Today Lynda P is having a first garden enrichment group get together. She says they have a backyard farm, including chickens - here in our neighborhood! I am interested to see what and how. Lasagna garden, regular garden, raised beds, vermicompost bin (worm composting), fruit trees, grapes, rhubarb, berries, etc.
Which reminds me of an April Fools I saw that they did years ago - Spaghetti Trees in Italy. From Wikipedia:
The spaghetti tree hoax is a famous 3-minute hoax report broadcast on April Fools' Day 1957 by the BBC current affairs programme Panorama. It told a tale of a family in southern Switzerland harvesting spaghetti from the fictitious spaghetti tree, broadcast at a time when this Italian dish was not widely eaten in the UK and some Britons were unaware spaghetti is a pasta made from wheat flour and water. Hundreds of viewers phoned into the BBC, either to say the story was not true, or wondering about it, with some even asking how to grow their own spaghetti trees. Decades later CNN called this broadcast "the biggest hoax that any reputable news establishment ever pulled."
Panorama cameraman Charles de Jaeger dreamed up the story after remembering how teachers at his school in Austria teased his classmates for being so stupid, if they were told spaghetti grew on trees they would believe it.
The report was produced as an April Fools' Day joke in 1957, showing a family in the canton of Ticino in southern Switzerland as they gathered a bumper spaghetti harvest after a mild winter and "virtual disappearance of the spaghetti weevil". Footage of a traditional "Harvest Festival" was aired along with a discussion of the breeding necessary to develop a strain to produce the perfect length. Some scenes were filmed at the (now closed) Pasta Foods factory on London Road, St Albans in Hertfordshire and at a hotel in Castiglione, Switzerland.
The report was made more believable through its voiceover by respected broadcaster Richard Dimbleby. Pasta was not an everyday food in 1950s Britain, known mainly from tinned spaghetti in tomato sauce and considered by many to be an exotic delicacy.[2]
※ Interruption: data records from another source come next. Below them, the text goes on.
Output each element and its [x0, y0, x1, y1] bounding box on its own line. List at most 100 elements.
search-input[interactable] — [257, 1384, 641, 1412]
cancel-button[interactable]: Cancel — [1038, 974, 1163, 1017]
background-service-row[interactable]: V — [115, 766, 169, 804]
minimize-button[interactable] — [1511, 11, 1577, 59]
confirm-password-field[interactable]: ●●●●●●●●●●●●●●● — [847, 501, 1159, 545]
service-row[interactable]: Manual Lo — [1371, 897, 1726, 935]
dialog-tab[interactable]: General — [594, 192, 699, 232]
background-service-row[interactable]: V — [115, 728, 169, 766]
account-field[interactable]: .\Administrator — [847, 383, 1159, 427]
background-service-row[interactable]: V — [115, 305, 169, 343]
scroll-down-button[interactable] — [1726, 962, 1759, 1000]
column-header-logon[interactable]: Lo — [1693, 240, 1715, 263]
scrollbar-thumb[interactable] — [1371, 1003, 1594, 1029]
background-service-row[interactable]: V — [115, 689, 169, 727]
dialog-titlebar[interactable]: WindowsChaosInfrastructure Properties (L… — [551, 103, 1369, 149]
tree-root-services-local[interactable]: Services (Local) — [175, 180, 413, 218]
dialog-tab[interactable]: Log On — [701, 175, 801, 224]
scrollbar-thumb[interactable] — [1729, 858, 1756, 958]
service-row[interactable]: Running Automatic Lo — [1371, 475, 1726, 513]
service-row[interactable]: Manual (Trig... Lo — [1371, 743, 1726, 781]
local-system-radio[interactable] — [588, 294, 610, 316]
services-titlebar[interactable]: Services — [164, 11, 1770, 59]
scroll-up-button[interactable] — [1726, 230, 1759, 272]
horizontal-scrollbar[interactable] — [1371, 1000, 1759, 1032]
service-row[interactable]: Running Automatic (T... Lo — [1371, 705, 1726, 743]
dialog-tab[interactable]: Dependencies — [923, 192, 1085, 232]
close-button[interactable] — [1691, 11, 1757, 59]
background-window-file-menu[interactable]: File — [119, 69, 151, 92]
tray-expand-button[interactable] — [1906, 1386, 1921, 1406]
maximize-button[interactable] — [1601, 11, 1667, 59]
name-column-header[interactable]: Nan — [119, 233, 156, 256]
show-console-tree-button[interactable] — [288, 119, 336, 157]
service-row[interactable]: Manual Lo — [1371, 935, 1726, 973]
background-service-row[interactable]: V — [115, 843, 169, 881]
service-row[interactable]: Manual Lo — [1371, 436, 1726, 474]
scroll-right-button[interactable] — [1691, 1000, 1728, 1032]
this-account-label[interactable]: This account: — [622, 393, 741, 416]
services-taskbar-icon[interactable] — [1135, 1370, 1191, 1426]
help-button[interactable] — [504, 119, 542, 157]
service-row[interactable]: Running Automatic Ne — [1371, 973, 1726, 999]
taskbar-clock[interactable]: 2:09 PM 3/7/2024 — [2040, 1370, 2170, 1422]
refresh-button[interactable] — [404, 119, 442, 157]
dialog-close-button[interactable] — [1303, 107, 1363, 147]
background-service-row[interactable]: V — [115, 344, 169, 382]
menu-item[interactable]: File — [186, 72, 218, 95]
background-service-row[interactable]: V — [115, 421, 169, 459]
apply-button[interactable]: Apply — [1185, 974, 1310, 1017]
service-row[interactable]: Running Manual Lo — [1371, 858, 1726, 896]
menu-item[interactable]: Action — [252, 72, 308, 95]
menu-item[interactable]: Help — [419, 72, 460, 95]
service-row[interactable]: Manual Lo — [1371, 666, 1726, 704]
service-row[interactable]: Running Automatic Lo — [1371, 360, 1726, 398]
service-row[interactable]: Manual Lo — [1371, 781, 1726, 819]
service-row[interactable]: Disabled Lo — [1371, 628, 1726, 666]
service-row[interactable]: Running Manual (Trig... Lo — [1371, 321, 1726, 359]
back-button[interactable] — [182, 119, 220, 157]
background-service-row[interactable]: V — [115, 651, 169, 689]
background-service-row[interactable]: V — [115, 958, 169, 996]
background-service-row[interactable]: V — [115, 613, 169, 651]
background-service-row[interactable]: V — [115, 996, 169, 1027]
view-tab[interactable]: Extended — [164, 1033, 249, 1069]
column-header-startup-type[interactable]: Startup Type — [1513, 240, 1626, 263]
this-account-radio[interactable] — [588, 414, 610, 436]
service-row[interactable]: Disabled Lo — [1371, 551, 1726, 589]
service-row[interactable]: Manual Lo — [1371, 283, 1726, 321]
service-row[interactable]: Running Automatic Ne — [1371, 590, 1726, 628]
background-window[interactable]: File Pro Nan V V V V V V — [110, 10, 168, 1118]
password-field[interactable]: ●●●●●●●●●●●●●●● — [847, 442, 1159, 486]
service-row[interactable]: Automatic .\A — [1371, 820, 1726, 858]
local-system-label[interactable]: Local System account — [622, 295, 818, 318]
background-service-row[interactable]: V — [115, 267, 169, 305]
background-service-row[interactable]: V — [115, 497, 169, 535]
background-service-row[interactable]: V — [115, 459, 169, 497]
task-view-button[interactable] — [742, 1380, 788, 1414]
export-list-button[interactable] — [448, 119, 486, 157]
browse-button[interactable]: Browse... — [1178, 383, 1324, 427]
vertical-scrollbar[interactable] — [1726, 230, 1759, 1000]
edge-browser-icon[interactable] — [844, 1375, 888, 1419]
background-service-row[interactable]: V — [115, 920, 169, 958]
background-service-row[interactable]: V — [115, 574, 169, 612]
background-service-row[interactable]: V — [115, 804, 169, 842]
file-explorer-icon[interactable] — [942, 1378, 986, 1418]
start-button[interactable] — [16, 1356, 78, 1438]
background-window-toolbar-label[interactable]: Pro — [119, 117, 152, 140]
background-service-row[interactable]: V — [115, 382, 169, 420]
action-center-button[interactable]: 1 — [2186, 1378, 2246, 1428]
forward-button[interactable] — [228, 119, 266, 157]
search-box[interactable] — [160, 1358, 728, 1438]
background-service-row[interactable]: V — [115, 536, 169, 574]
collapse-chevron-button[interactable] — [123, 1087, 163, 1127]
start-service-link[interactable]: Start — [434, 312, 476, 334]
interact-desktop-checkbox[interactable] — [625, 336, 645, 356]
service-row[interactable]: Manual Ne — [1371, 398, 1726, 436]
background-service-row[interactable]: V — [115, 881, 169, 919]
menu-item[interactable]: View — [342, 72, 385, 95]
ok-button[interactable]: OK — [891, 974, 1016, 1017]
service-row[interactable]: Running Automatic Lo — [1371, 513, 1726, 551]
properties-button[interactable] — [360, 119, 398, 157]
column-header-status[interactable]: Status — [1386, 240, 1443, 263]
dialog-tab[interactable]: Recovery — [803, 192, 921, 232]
At the time there were 7 million homes in Britain with television sets, out of a total of 15.8 million homes.[3] An estimated 8 million people watched the programme on April 1 and hundreds phoned in the following day to question the authenticity of the story or ask for more information about spaghetti cultivation and how they could grow their own spaghetti trees. The BBC reportedly told them to "place a sprig of spaghetti in a tin of tomato sauce and hope for the best".
The other exciting accomplishment yesterday was putting 'wood' contact paper on a laundry bucket for Benjamin's Pioneer Trek in June. Fun. Looks pretty good.
How did you make your upside down planters?